Brain:  Sigh. You're right.  But I think we should stop after 50 miles.

Body:  Stop?  I don't want to stop.

Brain:  You're limping and I don't really see the point in continuing on just to say we did.

Body:  But you know how these runs work.  If we just keep moving, we'll stack up a lot of miles.  I can do it.  I can keep moving.  See?  We're moving now.  And I only limp some of the time.

Brain:  I think I just received a message from the knee.  Yes, I did.  It said, "Ouch!"

Body: What happened to "suck it up, buttercup?"  Oh, I get it.  You're that evil twin Brain.  The one that shows up when we are really tired and can come up with 100 logical and rational reasons we should stop. You aren't fooling me.

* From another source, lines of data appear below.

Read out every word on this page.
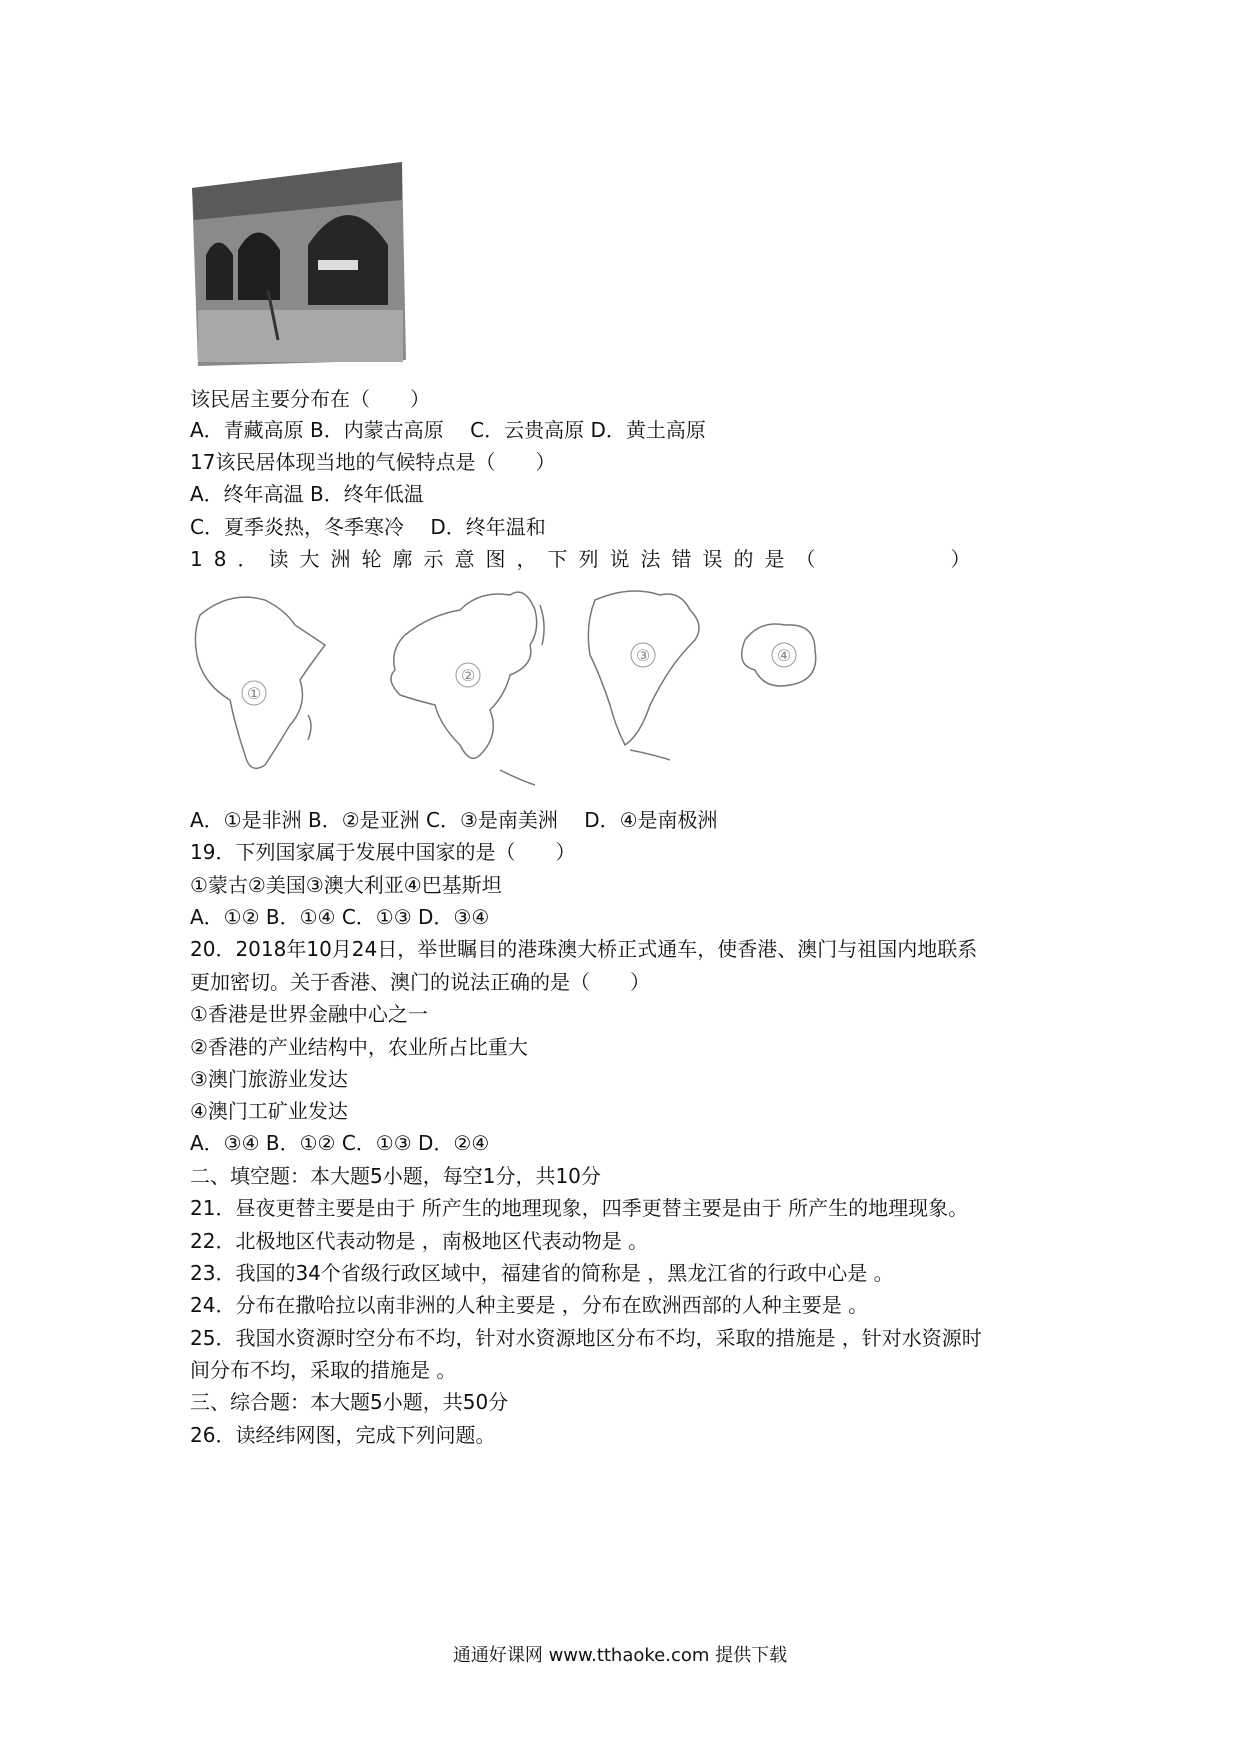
该民居主要分布在（　　）
A．青藏高原 B．内蒙古高原　 C．云贵高原 D．黄土高原
17该民居体现当地的气候特点是（　　）
A．终年高温 B．终年低温
C．夏季炎热，冬季寒冷　 D．终年温和
18．读大洲轮廓示意图，下列说法错误的是（　　　　）
①
②
③	④
A．①是非洲 B．②是亚洲 C．③是南美洲　 D．④是南极洲
19．下列国家属于发展中国家的是（　　）
①蒙古②美国③澳大利亚④巴基斯坦
A．①② B．①④ C．①③ D．③④
20．2018年10月24日，举世瞩目的港珠澳大桥正式通车，使香港、澳门与祖国内地联系
更加密切。关于香港、澳门的说法正确的是（　　）
①香港是世界金融中心之一
②香港的产业结构中，农业所占比重大
③澳门旅游业发达
④澳门工矿业发达
A．③④ B．①② C．①③ D．②④
二、填空题：本大题5小题，每空1分，共10分
21．昼夜更替主要是由于 所产生的地理现象，四季更替主要是由于 所产生的地理现象。
22．北极地区代表动物是 ，南极地区代表动物是 。
23．我国的34个省级行政区域中，福建省的简称是 ，黑龙江省的行政中心是 。
24．分布在撒哈拉以南非洲的人种主要是 ，分布在欧洲西部的人种主要是 。
25．我国水资源时空分布不均，针对水资源地区分布不均，采取的措施是 ，针对水资源时
间分布不均，采取的措施是 。
三、综合题：本大题5小题，共50分
26．读经纬网图，完成下列问题。
通通好课网 www.tthaoke.com 提供下载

Brain:  Look, we've had a good day.  We've seen lots of people we haven't seen in a long time and we've had fun.  Quit arguing.  We're going to try something new and stop BEFORE we are miserable.

Brain got the last word, because Body went into flight or fight mode as a gigantic, screaming, squealing, high speed train suddenly came barreling through the woods, twenty feet from the trail, throwing sparks and sounding like at any moment it was going to derail and kill us all.  By the time the adrenaline subsided and Body knew what it was doing, Brain had checked out with the lap counter.

52.7 miles in 14:01, run in memory of Angela Ivory.  For some reason I heard footsteps behind me all day.  It was making me crazy turning around looking and finding no one there trying to pass me.  Although it was probably something I was wearing, I would like to think it was Angela out there, enjoying an ultra one more time.